ULTRAJAR é um acto que consiste, essencialmente na ofensa, afronta maléfica ou insulto grave à honra de outrem. No caso concreto, o sujeito passivo deverá ser o Estado, por via dos símbolos constitucionalmente aprovados (art.º 297 CRM e ss).

No que se refere ao crime de Ultraje aos Símbolos Nacionais previsto no Código Penal, para que o mesmo se consuma, há necessidade que haja dolo em qualquer das suas modalidades (intenção), atendendo ao facto do próprio Código Penal afastar a possibilidade do cometimento do mesmo crime por negligência.

Assim, para que haja dolo, é necessário que o agente do crime demostre com suficiente clareza que pretende, neste caso, Insultar gravemente o Estado moçambicano por via dos seus símbolos. Para tal, existem exemplos muito mais evidentes do cometimento deste crime, quando vemos na imprensa, pessoas queimando bandeiras, destruindo estátuas públicas, desfazendo brasões e outras formas de manifesto contra a honra do Estado.

In casu, é necessário saber exactamente se a pessoa que usa a bandeira nacional de forma pouco ortodoxa, agiu com dolo (intenção) de desonrar o Estado moçambicano.

Em Direito Penal, para que se considere uma acção dolosa (intencional) é necessário que a conexão dos elementos externos conduzam inequivocamente à conclusão da tal pessoa estar imbuída de intenção maléfica, dada a impossibilidade de se extrair directamente o pensamento do suposto agente do crime. Trata-se de um exercício que obriga ao estudo de todo circunstancialismo que caracterizou ”iter criminis” (início ao fim da execução do crime).

Para tal, mostra-se haver necessidade de conhecimento da pessoas que é imputada tal facto e seus mesteres. Significa que imperiosamente é preciso conhecer a história delitiva do agente (reincidência), profissão (saber da concepção de ilicitude de tal pessoa se adequa ao seu comportamento) e quiçá, proceder-se a um exame de sanidade mental a fim de verificar se o suposto infractor é ou não passível de censura penal (causa excludente de ilicitude).

Somente sopesando todos esses elementos é que, com razoável segurança, se pode imputar ao suspeito, o cometimento de certa infracção, ou, neste caso, o crime de Ultraje aos Símbolos Nacionais.

Assim, o simples facto de se aparecer desnudado diante de uma bandeira (símbolo nacional) não pode e deve, necessariamente implicar o cometimento de uma infracção criminal.

O facto de uma certa conduta não ser considerada legalmente criminosa , não pode implicar que a mesma seja lícita em todas vertentes da convivência social.
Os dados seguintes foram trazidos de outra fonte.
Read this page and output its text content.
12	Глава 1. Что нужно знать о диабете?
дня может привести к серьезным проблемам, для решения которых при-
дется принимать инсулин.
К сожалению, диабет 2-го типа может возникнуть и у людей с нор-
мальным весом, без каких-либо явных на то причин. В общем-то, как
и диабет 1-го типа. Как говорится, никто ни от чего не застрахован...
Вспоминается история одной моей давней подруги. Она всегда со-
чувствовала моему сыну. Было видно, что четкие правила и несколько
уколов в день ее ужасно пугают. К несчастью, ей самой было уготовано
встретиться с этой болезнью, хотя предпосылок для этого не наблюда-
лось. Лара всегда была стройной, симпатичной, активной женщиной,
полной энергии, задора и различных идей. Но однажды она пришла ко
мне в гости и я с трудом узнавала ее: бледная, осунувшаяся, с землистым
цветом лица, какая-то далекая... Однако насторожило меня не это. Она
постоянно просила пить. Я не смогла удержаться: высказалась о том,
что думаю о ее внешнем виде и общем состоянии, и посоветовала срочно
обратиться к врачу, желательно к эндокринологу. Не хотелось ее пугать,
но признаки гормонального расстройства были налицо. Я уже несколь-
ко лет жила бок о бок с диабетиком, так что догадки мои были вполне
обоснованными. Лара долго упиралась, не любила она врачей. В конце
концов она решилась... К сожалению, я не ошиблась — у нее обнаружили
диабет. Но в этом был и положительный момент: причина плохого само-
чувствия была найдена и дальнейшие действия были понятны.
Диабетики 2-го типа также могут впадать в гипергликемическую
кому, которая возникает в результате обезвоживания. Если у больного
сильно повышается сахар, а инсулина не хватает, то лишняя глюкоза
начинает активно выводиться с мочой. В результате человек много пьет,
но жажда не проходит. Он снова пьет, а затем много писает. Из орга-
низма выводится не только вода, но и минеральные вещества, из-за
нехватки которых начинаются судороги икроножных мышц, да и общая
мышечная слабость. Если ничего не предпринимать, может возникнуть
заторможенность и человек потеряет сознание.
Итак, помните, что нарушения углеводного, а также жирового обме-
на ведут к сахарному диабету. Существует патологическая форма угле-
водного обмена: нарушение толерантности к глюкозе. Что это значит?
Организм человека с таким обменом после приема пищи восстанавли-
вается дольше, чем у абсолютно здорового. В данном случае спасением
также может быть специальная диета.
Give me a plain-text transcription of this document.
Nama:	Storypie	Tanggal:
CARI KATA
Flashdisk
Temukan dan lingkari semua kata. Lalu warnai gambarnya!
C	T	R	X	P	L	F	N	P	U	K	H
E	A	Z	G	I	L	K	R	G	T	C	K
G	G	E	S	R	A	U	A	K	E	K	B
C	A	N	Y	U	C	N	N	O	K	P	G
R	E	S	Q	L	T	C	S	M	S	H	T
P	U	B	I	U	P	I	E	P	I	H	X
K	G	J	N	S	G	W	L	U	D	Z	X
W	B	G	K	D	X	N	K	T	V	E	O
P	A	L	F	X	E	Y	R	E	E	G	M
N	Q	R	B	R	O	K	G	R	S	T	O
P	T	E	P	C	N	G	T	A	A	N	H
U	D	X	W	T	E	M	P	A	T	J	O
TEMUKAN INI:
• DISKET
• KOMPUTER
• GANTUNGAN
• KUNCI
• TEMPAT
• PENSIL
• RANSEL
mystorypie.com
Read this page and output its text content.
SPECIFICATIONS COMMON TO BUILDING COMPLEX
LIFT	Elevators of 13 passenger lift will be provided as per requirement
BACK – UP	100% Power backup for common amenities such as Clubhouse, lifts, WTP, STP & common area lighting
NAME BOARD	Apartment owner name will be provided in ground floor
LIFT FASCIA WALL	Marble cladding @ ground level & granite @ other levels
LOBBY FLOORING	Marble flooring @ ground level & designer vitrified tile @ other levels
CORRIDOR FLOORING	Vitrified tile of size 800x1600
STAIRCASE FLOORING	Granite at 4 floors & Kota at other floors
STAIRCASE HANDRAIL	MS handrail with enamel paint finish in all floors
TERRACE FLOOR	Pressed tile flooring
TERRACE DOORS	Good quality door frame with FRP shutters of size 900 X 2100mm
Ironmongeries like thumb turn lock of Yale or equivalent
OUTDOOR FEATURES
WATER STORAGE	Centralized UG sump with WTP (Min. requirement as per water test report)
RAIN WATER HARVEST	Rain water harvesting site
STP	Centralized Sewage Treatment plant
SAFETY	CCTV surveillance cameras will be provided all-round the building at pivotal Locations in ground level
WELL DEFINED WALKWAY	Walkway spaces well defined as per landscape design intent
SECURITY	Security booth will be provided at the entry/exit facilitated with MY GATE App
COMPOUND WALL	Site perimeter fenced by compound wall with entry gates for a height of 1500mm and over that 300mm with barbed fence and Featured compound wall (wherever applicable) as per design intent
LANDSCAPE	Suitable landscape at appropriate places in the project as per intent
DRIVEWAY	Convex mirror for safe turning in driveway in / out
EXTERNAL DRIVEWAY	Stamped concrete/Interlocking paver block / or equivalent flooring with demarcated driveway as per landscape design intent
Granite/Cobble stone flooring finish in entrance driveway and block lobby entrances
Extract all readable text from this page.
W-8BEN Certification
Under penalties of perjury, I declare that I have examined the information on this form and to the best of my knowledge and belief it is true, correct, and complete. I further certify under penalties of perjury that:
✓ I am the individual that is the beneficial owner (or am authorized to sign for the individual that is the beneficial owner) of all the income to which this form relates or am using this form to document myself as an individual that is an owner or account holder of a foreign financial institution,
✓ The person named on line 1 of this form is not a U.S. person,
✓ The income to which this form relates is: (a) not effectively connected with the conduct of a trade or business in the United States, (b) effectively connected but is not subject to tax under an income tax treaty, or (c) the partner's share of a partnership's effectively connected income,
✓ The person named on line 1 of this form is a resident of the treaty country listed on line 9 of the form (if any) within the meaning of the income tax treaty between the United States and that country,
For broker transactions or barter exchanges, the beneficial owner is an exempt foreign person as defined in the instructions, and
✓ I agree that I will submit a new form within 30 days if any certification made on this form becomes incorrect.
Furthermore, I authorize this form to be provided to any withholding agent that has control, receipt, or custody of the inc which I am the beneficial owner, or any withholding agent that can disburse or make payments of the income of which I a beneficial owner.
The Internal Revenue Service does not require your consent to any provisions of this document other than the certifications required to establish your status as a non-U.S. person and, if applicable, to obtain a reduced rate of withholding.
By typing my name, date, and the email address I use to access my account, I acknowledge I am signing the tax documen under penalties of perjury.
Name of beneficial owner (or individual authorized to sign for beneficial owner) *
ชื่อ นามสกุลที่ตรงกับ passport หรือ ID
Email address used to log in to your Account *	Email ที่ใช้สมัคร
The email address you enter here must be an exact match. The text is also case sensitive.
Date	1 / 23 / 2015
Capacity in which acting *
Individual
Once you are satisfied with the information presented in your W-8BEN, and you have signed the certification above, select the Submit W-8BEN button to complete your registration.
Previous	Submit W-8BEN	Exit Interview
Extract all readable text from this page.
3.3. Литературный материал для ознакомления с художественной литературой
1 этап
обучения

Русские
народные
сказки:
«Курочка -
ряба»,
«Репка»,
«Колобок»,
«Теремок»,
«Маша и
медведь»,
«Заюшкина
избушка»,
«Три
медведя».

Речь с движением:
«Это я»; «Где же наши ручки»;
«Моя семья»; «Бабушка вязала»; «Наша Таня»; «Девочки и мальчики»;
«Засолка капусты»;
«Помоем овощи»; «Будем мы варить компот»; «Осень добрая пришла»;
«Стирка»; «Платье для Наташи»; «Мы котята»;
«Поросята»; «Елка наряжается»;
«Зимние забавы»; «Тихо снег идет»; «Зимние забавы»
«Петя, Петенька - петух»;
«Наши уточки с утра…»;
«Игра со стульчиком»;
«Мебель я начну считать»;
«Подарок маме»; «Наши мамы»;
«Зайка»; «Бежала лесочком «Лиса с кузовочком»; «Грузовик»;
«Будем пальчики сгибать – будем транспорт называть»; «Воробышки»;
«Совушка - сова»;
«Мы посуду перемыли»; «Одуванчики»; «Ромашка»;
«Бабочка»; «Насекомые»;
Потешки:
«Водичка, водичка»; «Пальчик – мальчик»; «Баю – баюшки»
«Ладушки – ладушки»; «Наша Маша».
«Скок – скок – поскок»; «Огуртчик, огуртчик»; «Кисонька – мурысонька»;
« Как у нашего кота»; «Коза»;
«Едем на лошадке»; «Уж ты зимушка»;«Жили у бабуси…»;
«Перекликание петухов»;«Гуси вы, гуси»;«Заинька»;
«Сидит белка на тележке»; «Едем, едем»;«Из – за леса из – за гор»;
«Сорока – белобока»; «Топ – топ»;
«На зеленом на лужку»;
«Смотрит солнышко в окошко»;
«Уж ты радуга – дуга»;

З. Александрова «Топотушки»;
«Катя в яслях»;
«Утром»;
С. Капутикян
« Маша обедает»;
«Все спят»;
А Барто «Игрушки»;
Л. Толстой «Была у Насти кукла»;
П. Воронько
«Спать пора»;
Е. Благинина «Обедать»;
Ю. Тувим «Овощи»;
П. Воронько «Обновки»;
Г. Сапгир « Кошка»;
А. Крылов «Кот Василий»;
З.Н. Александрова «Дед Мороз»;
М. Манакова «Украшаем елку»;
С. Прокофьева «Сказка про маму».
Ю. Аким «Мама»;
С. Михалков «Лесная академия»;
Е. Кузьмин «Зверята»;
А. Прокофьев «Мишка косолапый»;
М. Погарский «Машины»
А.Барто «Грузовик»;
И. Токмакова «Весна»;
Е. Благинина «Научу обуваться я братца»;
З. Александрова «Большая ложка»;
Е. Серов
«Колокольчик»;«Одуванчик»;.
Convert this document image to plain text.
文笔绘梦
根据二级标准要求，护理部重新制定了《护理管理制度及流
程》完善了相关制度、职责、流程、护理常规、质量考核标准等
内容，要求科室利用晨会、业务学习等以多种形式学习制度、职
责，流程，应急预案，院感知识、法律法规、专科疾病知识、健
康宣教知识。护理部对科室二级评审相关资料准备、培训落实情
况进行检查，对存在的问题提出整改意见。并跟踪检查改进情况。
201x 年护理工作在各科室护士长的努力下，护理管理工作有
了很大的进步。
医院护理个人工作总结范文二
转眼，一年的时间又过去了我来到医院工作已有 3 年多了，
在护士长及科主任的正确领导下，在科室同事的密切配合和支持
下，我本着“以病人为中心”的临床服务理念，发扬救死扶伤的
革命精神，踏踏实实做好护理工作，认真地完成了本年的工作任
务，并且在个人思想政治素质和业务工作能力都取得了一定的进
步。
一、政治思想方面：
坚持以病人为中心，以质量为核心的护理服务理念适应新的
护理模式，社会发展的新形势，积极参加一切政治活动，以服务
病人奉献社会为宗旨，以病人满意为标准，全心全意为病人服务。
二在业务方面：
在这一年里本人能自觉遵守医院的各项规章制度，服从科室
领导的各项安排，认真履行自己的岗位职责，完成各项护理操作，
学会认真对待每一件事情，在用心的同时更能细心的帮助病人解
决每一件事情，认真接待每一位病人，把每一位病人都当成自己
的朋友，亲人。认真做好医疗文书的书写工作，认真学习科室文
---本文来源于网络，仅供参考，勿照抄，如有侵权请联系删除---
Havendo censura, esta terá melhor enquadramento no âmbito social quiçá religioso (pecado, haraam, etc.), atendendo ao sentido de pudor dominante em cada região, mormente, na sociedade em que a visada se encontra enquadrada.

Ao tentar criminalizar-se todo e qualquer acto praticado com uma bandeira, estar-se-á a abrir um precedente bastante perigoso, que poderá atentar contra a liberdade das pessoas no sentido de criar insegurança jurídica no concernente aos actos passíveis ou não se censura penal.

Entendemos que nem o Ministério Público, nem o Ministério da Cultura e Turismo, em boa verdade, deveriam “lançar farpas” em prol de comezinhas melhor apreciáveis e enquadráveis no âmbito da MORAL do que propriamente no Direito.

Ao meu ver, num Estado de Direito Democrático, caberá ao Direito acompanhar a evolução das sociedades e não estagnar as sociedades à reboque do Direito.